Federal Reserve leaders keep saying they don’t plan to raise rock-bottom U.S. interest rates for several years, but a growing number of economists think a speedier recovery and high inflation will force the central bank to act more quickly.
Some 46% of members surveyed by the National Association of Business Economists predict the Fed will lift a key short-term interest rate in 2022, at least a year before the central bank itself expects it will do so.
The central bank’s latest economic forecast predicts no increase in the so-called fed-funds rate until after 2023. The rate, which now sits close to zero, influences borrowing costs for consumers and businesses.
Although the central bank has held the fed-funds rate near zero throughout the pandemic, interest rates on U.S. Treasurys and mortgages have started to rise again owing to improvement in the U.S. economy and a snapback in inflation.

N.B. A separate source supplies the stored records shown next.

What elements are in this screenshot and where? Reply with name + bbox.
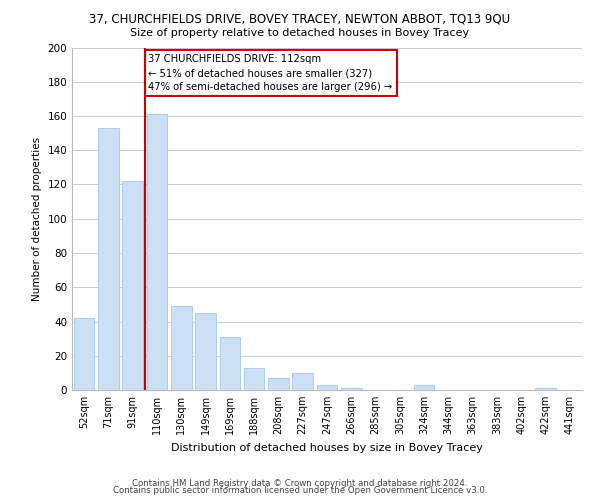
Text: 37 CHURCHFIELDS DRIVE: 112sqm
← 51% of detached houses are smaller (327)
47% of : 37 CHURCHFIELDS DRIVE: 112sqm ← 51% of d…	[149, 54, 393, 92]
X-axis label: Distribution of detached houses by size in Bovey Tracey: Distribution of detached houses by size …	[171, 442, 483, 452]
Bar	[244, 368, 265, 390]
Bar	[171, 306, 191, 390]
Text: Size of property relative to detached houses in Bovey Tracey: Size of property relative to detached ho…	[130, 28, 470, 38]
Bar	[195, 313, 216, 390]
Y-axis label: Number of detached properties: Number of detached properties	[32, 136, 42, 301]
Bar	[268, 378, 289, 390]
Text: Contains public sector information licensed under the Open Government Licence v3: Contains public sector information licen…	[113, 486, 487, 495]
Bar	[414, 385, 434, 390]
Bar	[220, 337, 240, 390]
Bar	[146, 114, 167, 390]
Bar	[317, 385, 337, 390]
Bar	[122, 181, 143, 390]
Bar	[535, 388, 556, 390]
Bar	[98, 128, 119, 390]
Bar	[341, 388, 362, 390]
Bar	[74, 318, 94, 390]
Text: Contains HM Land Registry data © Crown copyright and database right 2024.: Contains HM Land Registry data © Crown c…	[132, 478, 468, 488]
Bar	[292, 373, 313, 390]
Text: 37, CHURCHFIELDS DRIVE, BOVEY TRACEY, NEWTON ABBOT, TQ13 9QU: 37, CHURCHFIELDS DRIVE, BOVEY TRACEY, NE…	[89, 12, 511, 26]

The yearly rate of inflation, which fell to almost zero last summer, has climbed close to 1.5% and is likely to top 2% later this year.
Some economists think inflation could go much higher owing faster growth, higher prices of business materials or limited supplies of key goods such as computer chips or lumber that are used in an array of products. New government stimulus totaling almost $2 trillion could also boost demand and put further strain on the cost of goods and services
“A majority of panelists believes that inflation risks are higher than in the past two
decades,” said Manuel Balmaseda, president of the NABE and chief economist at CEMEX.
The Fed is aiming for an inflation rate to average 2% over an unspecified period, using a price barometer known as the PCE. The index is the Fed’s preferred inflation gauge.
The Fed itself sees the yearly rate of PCE inflation climbing to as high as 2.4% this year dropping back down to 2% in 2022.
Thomas Barkin, president of the Richmond Fed, said increasing Wall Street
expectations of higher inflation are a natural reaction to an economy that is getting better. He called it a “good thing” as long as interest rates “don’t get out of whack.”
“Yields pop on good news. You ought to expect the market to adjust to news,” he said during an interview at NABE’s annual conference. “As the economy gets better you’d expect yields to rise.”